The growing risk of open-source code and libraries

Open-source libraries and free-to-use APIs have been widely adopted by the developer community thanks to their ease of access, flexibility, and collaboration among industry members. These tools provide a wide range of pre-developed functionalities, saving programmers time and effort on their projects. However, the widespread adoption of these resources has also led to an increase in the number of associated cyber risks.

According to a survey conducted by Synopsys, 97% of existing apps use at least one piece of an open-source project and 90% of corporations employ this type of resource in commercial products for the end public – whether B2B (corporate) or B2C (individual). The idea is to speed up the development pipeline by automating much of the developers' work through the use of existing functionality and features.

Unfortunately, cybercriminals have also picked up on this trend and are taking advantage of this scenario, thereby sounding the alarm for the need for more conscious open-source usage.

Poisoning the water well

A leading concern when it comes to using open-source libraries and APIs is the potential for unknown vulnerabilities and security breaches. Because of the open nature of these resources, anyone can contribute to the code, which means quality and security control is far from strict. An undetected vulnerability in an open-source library can be exploited by attackers to compromise the security of a system or application using it.
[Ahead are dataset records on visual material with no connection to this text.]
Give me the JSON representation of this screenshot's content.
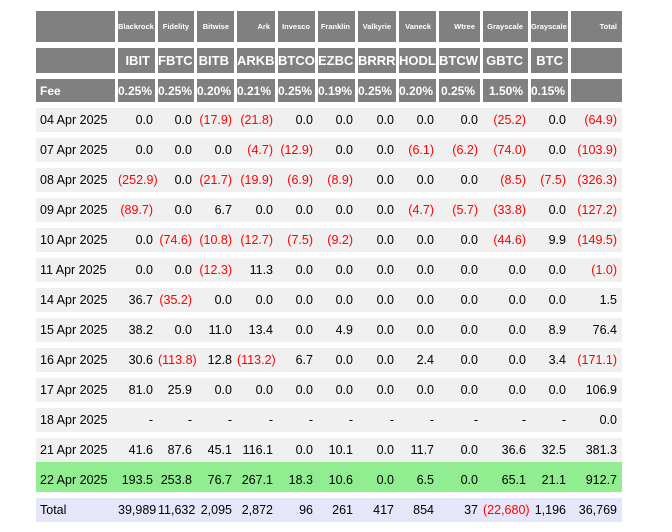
{
  "colors": {
    "header_bg": "#808080",
    "header_text": "#ffffff",
    "row_bg": "#f0f0f0",
    "highlight_row_bg": "#90ee90",
    "total_row_bg": "#e6e6fa",
    "negative_text": "#ff0000"
  },
  "table": {
    "companies": [
      "Blackrock",
      "Fidelity",
      "Bitwise",
      "Ark",
      "Invesco",
      "Franklin",
      "Valkyrie",
      "Vaneck",
      "Wtree",
      "Grayscale",
      "Grayscale"
    ],
    "tickers": [
      "IBIT",
      "FBTC",
      "BITB",
      "ARKB",
      "BTCO",
      "EZBC",
      "BRRR",
      "HODL",
      "BTCW",
      "GBTC",
      "BTC"
    ],
    "fee_label": "Fee",
    "fees": [
      "0.25%",
      "0.25%",
      "0.20%",
      "0.21%",
      "0.25%",
      "0.19%",
      "0.25%",
      "0.20%",
      "0.25%",
      "1.50%",
      "0.15%"
    ],
    "total_label": "Total",
    "rows": [
      {
        "date": "04 Apr 2025",
        "values": [
          "0.0",
          "0.0",
          "(17.9)",
          "(21.8)",
          "0.0",
          "0.0",
          "0.0",
          "0.0",
          "0.0",
          "(25.2)",
          "0.0"
        ],
        "total": "(64.9)",
        "highlight": false
      },
      {
        "date": "07 Apr 2025",
        "values": [
          "0.0",
          "0.0",
          "0.0",
          "(4.7)",
          "(12.9)",
          "0.0",
          "0.0",
          "(6.1)",
          "(6.2)",
          "(74.0)",
          "0.0"
        ],
        "total": "(103.9)",
        "highlight": false
      },
      {
        "date": "08 Apr 2025",
        "values": [
          "(252.9)",
          "0.0",
          "(21.7)",
          "(19.9)",
          "(6.9)",
          "(8.9)",
          "0.0",
          "0.0",
          "0.0",
          "(8.5)",
          "(7.5)"
        ],
        "total": "(326.3)",
        "highlight": false
      },
      {
        "date": "09 Apr 2025",
        "values": [
          "(89.7)",
          "0.0",
          "6.7",
          "0.0",
          "0.0",
          "0.0",
          "0.0",
          "(4.7)",
          "(5.7)",
          "(33.8)",
          "0.0"
        ],
        "total": "(127.2)",
        "highlight": false
      },
      {
        "date": "10 Apr 2025",
        "values": [
          "0.0",
          "(74.6)",
          "(10.8)",
          "(12.7)",
          "(7.5)",
          "(9.2)",
          "0.0",
          "0.0",
          "0.0",
          "(44.6)",
          "9.9"
        ],
        "total": "(149.5)",
        "highlight": false
      },
      {
        "date": "11 Apr 2025",
        "values": [
          "0.0",
          "0.0",
          "(12.3)",
          "11.3",
          "0.0",
          "0.0",
          "0.0",
          "0.0",
          "0.0",
          "0.0",
          "0.0"
        ],
        "total": "(1.0)",
        "highlight": false
      },
      {
        "date": "14 Apr 2025",
        "values": [
          "36.7",
          "(35.2)",
          "0.0",
          "0.0",
          "0.0",
          "0.0",
          "0.0",
          "0.0",
          "0.0",
          "0.0",
          "0.0"
        ],
        "total": "1.5",
        "highlight": false
      },
      {
        "date": "15 Apr 2025",
        "values": [
          "38.2",
          "0.0",
          "11.0",
          "13.4",
          "0.0",
          "4.9",
          "0.0",
          "0.0",
          "0.0",
          "0.0",
          "8.9"
        ],
        "total": "76.4",
        "highlight": false
      },
      {
        "date": "16 Apr 2025",
        "values": [
          "30.6",
          "(113.8)",
          "12.8",
          "(113.2)",
          "6.7",
          "0.0",
          "0.0",
          "2.4",
          "0.0",
          "0.0",
          "3.4"
        ],
        "total": "(171.1)",
        "highlight": false
      },
      {
        "date": "17 Apr 2025",
        "values": [
          "81.0",
          "25.9",
          "0.0",
          "0.0",
          "0.0",
          "0.0",
          "0.0",
          "0.0",
          "0.0",
          "0.0",
          "0.0"
        ],
        "total": "106.9",
        "highlight": false
      },
      {
        "date": "18 Apr 2025",
        "values": [
          "-",
          "-",
          "-",
          "-",
          "-",
          "-",
          "-",
          "-",
          "-",
          "-",
          "-"
        ],
        "total": "0.0",
        "highlight": false
      },
      {
        "date": "21 Apr 2025",
        "values": [
          "41.6",
          "87.6",
          "45.1",
          "116.1",
          "0.0",
          "10.1",
          "0.0",
          "11.7",
          "0.0",
          "36.6",
          "32.5"
        ],
        "total": "381.3",
        "highlight": false
      },
      {
        "date": "22 Apr 2025",
        "values": [
          "193.5",
          "253.8",
          "76.7",
          "267.1",
          "18.3",
          "10.6",
          "0.0",
          "6.5",
          "0.0",
          "65.1",
          "21.1"
        ],
        "total": "912.7",
        "highlight": true
      }
    ],
    "total_row": {
      "label": "Total",
      "values": [
        "39,989",
        "11,632",
        "2,095",
        "2,872",
        "96",
        "261",
        "417",
        "854",
        "37",
        "(22,680)",
        "1,196"
      ],
      "total": "36,769"
    }
  }
}
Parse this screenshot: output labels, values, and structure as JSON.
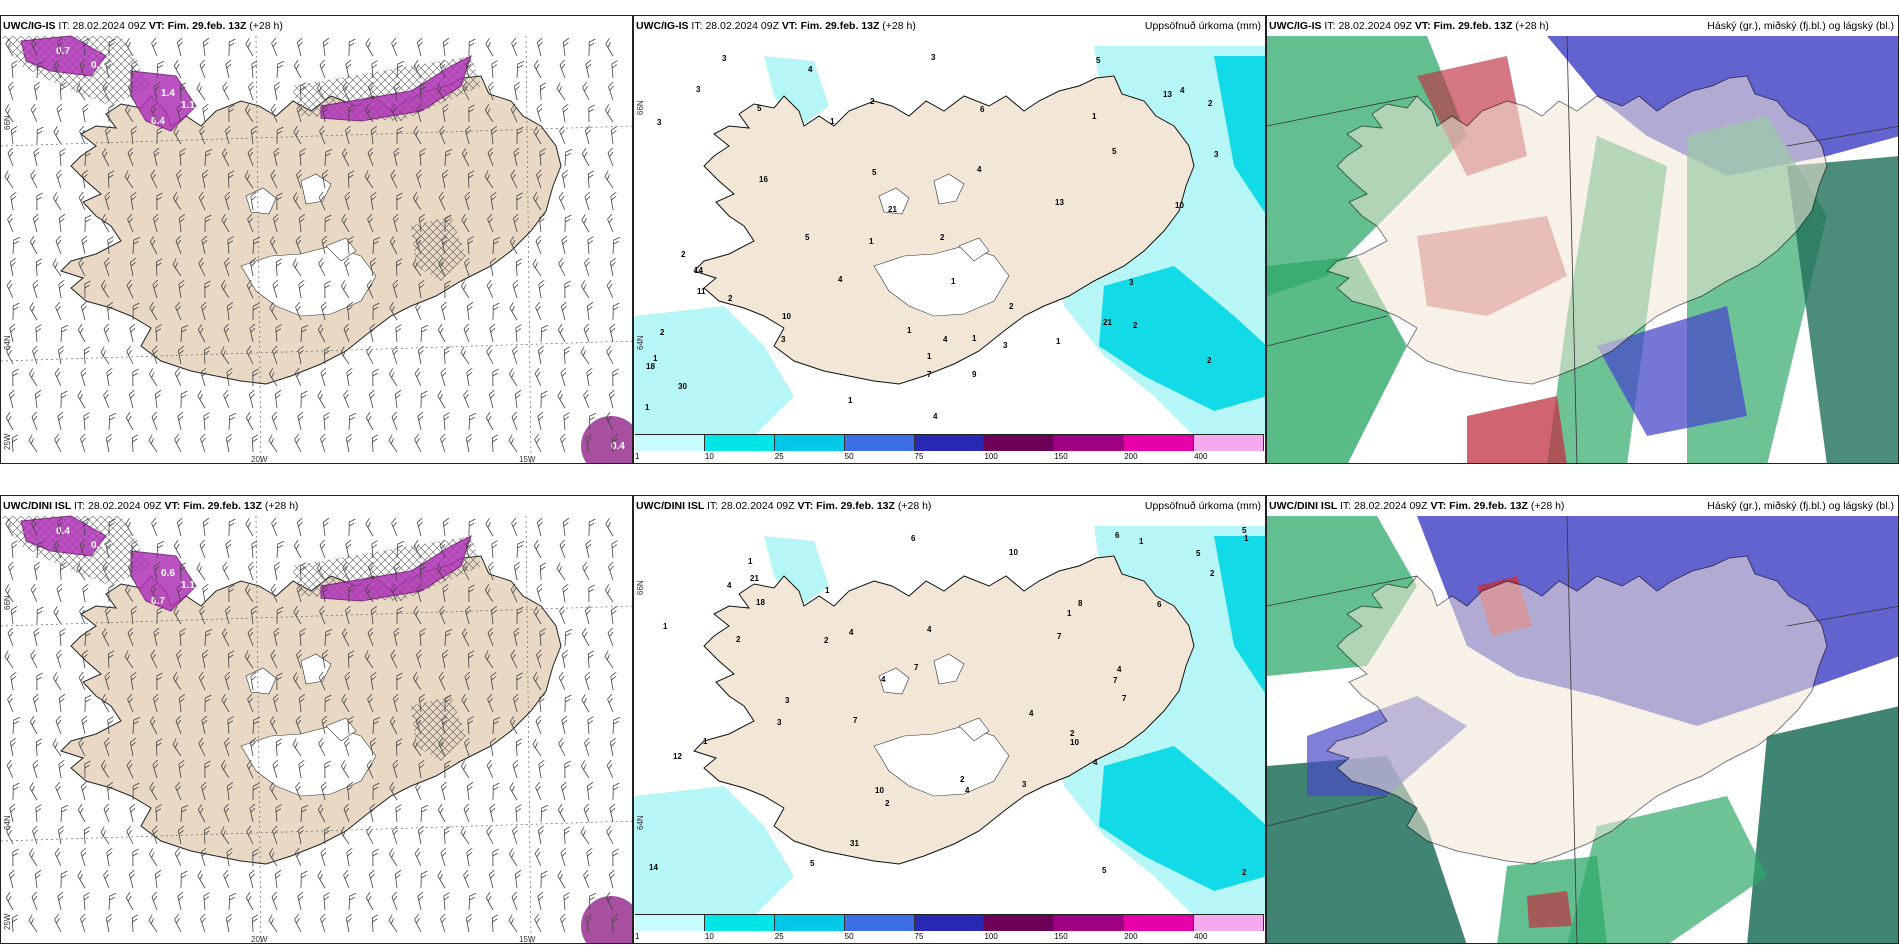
{
  "panels": [
    {
      "id": "p1",
      "model": "UWC/IG-IS",
      "it_label": "IT:",
      "it_value": "28.02.2024 09Z",
      "vt_label": "VT:",
      "vt_value": "Fim. 29.feb. 13Z",
      "lead": "(+28 h)",
      "right_title": "",
      "type": "wind",
      "lat_labels": [
        "66N",
        "64N",
        "25W"
      ],
      "lon_labels": [
        "20W",
        "15W"
      ],
      "values": [
        "0.7",
        "0.4",
        "1.4",
        "1.1",
        "0.4",
        "0.4"
      ]
    },
    {
      "id": "p2",
      "model": "UWC/IG-IS",
      "it_label": "IT:",
      "it_value": "28.02.2024 09Z",
      "vt_label": "VT:",
      "vt_value": "Fim. 29.feb. 13Z",
      "lead": "(+28 h)",
      "right_title": "Uppsöfnuð úrkoma (mm)",
      "type": "precip",
      "lat_labels": [
        "66N",
        "64N"
      ],
      "numbers": [
        "5",
        "2",
        "1",
        "1",
        "3",
        "2",
        "1",
        "3",
        "1",
        "2",
        "4",
        "2",
        "10",
        "1",
        "1",
        "1",
        "5",
        "1",
        "2",
        "2",
        "1",
        "1",
        "4",
        "3",
        "3",
        "2",
        "3",
        "10",
        "14",
        "21",
        "21",
        "18",
        "16",
        "13",
        "3",
        "7",
        "3",
        "4",
        "2",
        "5",
        "4",
        "30",
        "13",
        "11",
        "9",
        "6",
        "5",
        "4",
        "4",
        "5",
        "1",
        "2",
        "3"
      ]
    },
    {
      "id": "p3",
      "model": "UWC/IG-IS",
      "it_label": "IT:",
      "it_value": "28.02.2024 09Z",
      "vt_label": "VT:",
      "vt_value": "Fim. 29.feb. 13Z",
      "lead": "(+28 h)",
      "right_title": "Háský (gr.), miðský (fj.bl.) og lágský (bl.)",
      "type": "clouds"
    },
    {
      "id": "p4",
      "model": "UWC/DINI ISL",
      "it_label": "IT:",
      "it_value": "28.02.2024 09Z",
      "vt_label": "VT:",
      "vt_value": "Fim. 29.feb. 13Z",
      "lead": "(+28 h)",
      "right_title": "",
      "type": "wind",
      "lat_labels": [
        "66N",
        "64N",
        "25W"
      ],
      "lon_labels": [
        "20W",
        "15W"
      ],
      "values": [
        "0.4",
        "0.4",
        "0.6",
        "1.1",
        "0.7"
      ]
    },
    {
      "id": "p5",
      "model": "UWC/DINI ISL",
      "it_label": "IT:",
      "it_value": "28.02.2024 09Z",
      "vt_label": "VT:",
      "vt_value": "Fim. 29.feb. 13Z",
      "lead": "(+28 h)",
      "right_title": "Uppsöfnuð úrkoma (mm)",
      "type": "precip",
      "lat_labels": [
        "66N",
        "64N"
      ],
      "numbers": [
        "2",
        "7",
        "3",
        "3",
        "4",
        "4",
        "6",
        "4",
        "1",
        "3",
        "2",
        "2",
        "1",
        "2",
        "2",
        "2",
        "1",
        "1",
        "6",
        "8",
        "4",
        "10",
        "5",
        "5",
        "4",
        "1",
        "2",
        "1",
        "12",
        "21",
        "4",
        "31",
        "18",
        "10",
        "14",
        "7",
        "7",
        "4",
        "4",
        "6",
        "7",
        "5",
        "5",
        "10",
        "7",
        "1"
      ]
    },
    {
      "id": "p6",
      "model": "UWC/DINI ISL",
      "it_label": "IT:",
      "it_value": "28.02.2024 09Z",
      "vt_label": "VT:",
      "vt_value": "Fim. 29.feb. 13Z",
      "lead": "(+28 h)",
      "right_title": "Háský (gr.), miðský (fj.bl.) og lágský (bl.)",
      "type": "clouds"
    }
  ],
  "colorbar": {
    "labels": [
      "1",
      "10",
      "25",
      "50",
      "75",
      "100",
      "150",
      "200",
      "400"
    ],
    "colors": [
      "#c8fbfb",
      "#00e6e6",
      "#00c8e6",
      "#3c6ee6",
      "#2828b4",
      "#6e005a",
      "#a00082",
      "#e600aa",
      "#f5aaf0"
    ]
  },
  "colors": {
    "land": "#f2e6d6",
    "land_wind": "#e8d8c4",
    "precip_light": "#aff5f5",
    "precip_mid": "#00d8e6",
    "cloud_high_green": "#2faa6a",
    "cloud_mid_blue": "#4848c8",
    "cloud_low_red": "#c03040"
  }
}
Another critical point is the complexity of dependencies between libraries and APIs. Often, a piece of software may depend on several open-source libraries, which in turn may depend on other libraries. This way, a chain of trust is created in which any vulnerability in one library can propagate to other parts of the system. Additionally, developers often fail to regularly update their libraries and dependencies, making the system vulnerable to known and patched threats.

Finally, malicious code inclusion remains a serious point of concern. While most contributions are legitimate and well-intentioned, a malicious developer may introduce compromised code into a library, spreading widely among users to poison projects. In addition, APIs can be exploited by criminals to launch code injection attacks, such as SQL injection or cross-site scripting (XSS), compromising system integrity.

Tips on best practices

Considering these risks, adopting security measures to mitigate cyber threats is critical. Some best practices include:

• Assessing the reputation and community of the developer of the library or API before adopting it;

• Keeping all libraries and dependencies up to date by regularly applying security patches;

• Performing security audits on the source code from open-source libraries;

• Implementing appropriate access control and authentication mechanisms in open APIs;

• Using static code analysis tools and vulnerability scanners to identify potential security issues;

• Establishing code review policies and rigorous testing for all libraries and APIs used.

By adopting a few simple measures, you can conscientiously and safely benefit from these resources, without putting your entire development pipeline at risk.